City Paper is not for tourists
Turns out the food pantries that serve struggling families would rather have some cash than whatever random old cans you cleaned out of your cupboard for a local food drive. They’re just afraid to say so:
Charities are naturally reluctant to turn down donations for fear of alienating supporters or demoralizing well-wishers, but the reality is that dealing with sporadic surges of cans is a logistical headache. A nationwide network of food banks called Feeding America gingerly notes on its website that “a hastily organized local food drive can actually put more strain on your local food bank than you imagine.” Food dropped off by well-meaning citizens needs to be carefully inspected and sorted. A personal check, by contrast, can be used to order what’s needed without placing extra burdens on the staff.

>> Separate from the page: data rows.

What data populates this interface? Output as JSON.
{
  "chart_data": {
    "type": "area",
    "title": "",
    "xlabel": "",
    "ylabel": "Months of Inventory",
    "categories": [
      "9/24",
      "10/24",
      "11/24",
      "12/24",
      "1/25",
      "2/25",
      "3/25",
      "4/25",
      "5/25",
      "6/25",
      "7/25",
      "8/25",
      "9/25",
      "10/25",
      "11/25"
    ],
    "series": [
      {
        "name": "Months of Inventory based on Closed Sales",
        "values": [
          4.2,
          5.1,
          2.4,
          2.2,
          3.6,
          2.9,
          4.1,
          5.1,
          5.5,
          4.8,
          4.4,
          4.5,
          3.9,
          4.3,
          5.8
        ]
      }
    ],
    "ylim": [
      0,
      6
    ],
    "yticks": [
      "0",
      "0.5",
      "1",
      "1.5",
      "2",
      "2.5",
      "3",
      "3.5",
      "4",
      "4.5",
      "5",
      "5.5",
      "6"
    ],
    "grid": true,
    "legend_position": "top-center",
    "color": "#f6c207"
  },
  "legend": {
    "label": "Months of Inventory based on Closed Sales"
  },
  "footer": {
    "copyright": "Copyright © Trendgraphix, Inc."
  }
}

But, apparently that’s changing, including here in D.C., where nutritional needs have become a concern for charities. Matthew Yglesias notes:
“For a long time we just basically kept politely quiet about the fact that food drives weren’t as helpful as people assumed,” explains Greg Bloom, a development assistant at Bread for the City in Washington, D.C., “but that changed when we became more diligent about stocking our pantry with healthy foods.”
Bloom explains that they tried providing a specific list of items for people to donate, but even so “we find that almost half of what comes to us in any given food drive just doesn’t meet our nutritional standards.”
Yglesias’ advice: “Can the cans. Hand over some cash.”